A town planner needs, among other things, specific data to base his proposals in respect of the type and number of dwelling units in a locality or a town. For this purpose, it is essential to have a clear idea of the population structure and condition of existing housing and future housing trends pertaining to various income groups, together with a realistic picture of the economic situation. He has further to think in terms of social and geographic grouping of the dwelling units while preparing the layouts, and place such amenities and services as schools, clubs, shops, places of amusement, etc., at the disposal of the community. The data for provision of these amenities and services on the right scale has to be supplied by the sociologist.

Information regarding population structure and trends is not generally available in all details from the census reports. For instance, these reports do not give any idea of the accommodation in use by families, and whether the occupation of the same is voluntary or compulsory. I.e. dictated by circumstances. In the former case, people live together because they are members of a family. In the latter case they do so by force of circumstances such as economic difficulties or shortage of accommodation. Information on such matters is of vital importance to the planner to arrive at the volume of new housing required. If his proposals are not based on factual data, they are likely to be unrealistic and, as a rule, fall short of requirements

Further, the actual volume of housing required cannot be correctly determined by collecting only the above-mentioned data. Population characteristics and trends have also to be ascertained. These are not easy to be understood on the basis of birth and death rates alone, because people leave as well as come to a particular town or a locality due to economic and various other considerations, which are largely dependent on the prosperity or otherwise of the town. The state and national plans, which allocate industrial undertakings in the various parts of the country, also play their part in this respect. Only when such information is readily available, the future needs can be forecast with reasonable accuracy and provision therefore can be made in the planning proposals.

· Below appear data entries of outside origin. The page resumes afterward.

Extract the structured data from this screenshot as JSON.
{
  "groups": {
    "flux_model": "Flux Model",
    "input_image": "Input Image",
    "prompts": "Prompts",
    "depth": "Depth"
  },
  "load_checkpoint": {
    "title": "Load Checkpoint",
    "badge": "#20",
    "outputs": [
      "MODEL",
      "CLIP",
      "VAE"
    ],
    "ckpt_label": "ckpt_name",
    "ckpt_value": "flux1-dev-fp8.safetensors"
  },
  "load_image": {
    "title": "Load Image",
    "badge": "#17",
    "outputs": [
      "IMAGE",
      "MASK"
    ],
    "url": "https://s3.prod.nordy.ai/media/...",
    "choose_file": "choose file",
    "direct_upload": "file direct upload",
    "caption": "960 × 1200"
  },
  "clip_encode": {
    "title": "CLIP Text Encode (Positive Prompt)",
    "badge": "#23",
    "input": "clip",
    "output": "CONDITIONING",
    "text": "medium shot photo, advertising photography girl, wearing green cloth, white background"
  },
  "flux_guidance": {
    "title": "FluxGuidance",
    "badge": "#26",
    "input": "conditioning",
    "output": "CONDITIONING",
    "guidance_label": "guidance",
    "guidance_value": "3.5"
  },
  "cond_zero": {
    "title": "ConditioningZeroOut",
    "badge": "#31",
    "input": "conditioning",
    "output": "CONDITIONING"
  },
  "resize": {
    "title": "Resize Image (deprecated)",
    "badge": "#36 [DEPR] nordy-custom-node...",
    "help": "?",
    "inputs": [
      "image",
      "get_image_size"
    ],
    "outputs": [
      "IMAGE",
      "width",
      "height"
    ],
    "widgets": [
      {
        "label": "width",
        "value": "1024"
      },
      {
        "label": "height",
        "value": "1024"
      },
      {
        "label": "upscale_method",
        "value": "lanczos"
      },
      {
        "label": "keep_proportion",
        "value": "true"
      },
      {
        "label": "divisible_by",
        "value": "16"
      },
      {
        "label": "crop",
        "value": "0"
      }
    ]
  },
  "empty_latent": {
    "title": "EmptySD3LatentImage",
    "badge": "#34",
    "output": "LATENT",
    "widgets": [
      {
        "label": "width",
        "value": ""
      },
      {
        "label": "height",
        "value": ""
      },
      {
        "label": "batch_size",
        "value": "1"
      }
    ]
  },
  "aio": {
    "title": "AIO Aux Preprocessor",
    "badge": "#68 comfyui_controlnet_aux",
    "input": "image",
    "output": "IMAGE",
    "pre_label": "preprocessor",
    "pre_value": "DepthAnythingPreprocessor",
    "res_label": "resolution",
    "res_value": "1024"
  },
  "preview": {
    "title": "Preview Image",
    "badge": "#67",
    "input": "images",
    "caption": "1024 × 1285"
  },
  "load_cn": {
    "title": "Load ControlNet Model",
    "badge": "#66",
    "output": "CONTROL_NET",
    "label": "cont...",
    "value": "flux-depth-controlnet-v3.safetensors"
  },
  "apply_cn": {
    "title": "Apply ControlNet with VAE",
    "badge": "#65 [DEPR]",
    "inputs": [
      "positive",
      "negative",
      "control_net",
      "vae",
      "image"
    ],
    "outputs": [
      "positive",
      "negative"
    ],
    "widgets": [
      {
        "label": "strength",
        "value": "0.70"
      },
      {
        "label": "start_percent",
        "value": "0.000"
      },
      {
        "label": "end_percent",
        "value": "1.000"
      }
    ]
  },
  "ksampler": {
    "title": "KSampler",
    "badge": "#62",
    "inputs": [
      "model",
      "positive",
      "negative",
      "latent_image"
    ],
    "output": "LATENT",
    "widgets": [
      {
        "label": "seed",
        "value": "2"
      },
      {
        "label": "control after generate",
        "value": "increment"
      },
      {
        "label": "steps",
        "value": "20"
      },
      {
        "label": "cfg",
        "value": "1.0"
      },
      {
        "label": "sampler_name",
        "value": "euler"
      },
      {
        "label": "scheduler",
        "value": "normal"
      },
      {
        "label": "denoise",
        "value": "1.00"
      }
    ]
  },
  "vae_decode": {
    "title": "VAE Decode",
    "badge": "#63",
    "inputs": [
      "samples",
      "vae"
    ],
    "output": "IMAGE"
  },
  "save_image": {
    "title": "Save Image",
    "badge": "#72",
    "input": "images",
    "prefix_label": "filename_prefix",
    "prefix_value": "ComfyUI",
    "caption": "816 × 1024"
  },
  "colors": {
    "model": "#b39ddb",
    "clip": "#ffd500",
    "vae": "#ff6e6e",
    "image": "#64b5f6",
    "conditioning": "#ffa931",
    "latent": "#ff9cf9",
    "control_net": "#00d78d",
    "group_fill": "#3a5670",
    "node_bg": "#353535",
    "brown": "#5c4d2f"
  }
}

A further consideration while formulating housing proposals pertains to population trends of different localities, which relates to moving out elsewhere due to increase in the size of the family. Children grow up, get married and raise families of their own. Conversely, daughters get married and leave the parental households. This sometimes results in diminution of the family size. When people leave the parental households as a result of growth in the size of the family it is essential to know how far away they are prepared to shift and with what frequency. This kind of data is not easy to collect, but unless it is made available, it is difficult for the majority of households and only the affluent people can afford to find additional accommodation near their previous dwelling units. In many cases, such people shift to better but distant localities where the environment is pleasant and more congenial.

When towns are in the process of replanning or redevelopment, it is essential to ensure that services like schools, clinics, shops and cultural institutions are provided in proper relationship with residential accommodation. It is also desirable to keep the size of development within reasonable limits, because bigness lacks intimacy and social relationship among people. It is to avoid situations like these that the concept of the neighbourhood unit has come into existence.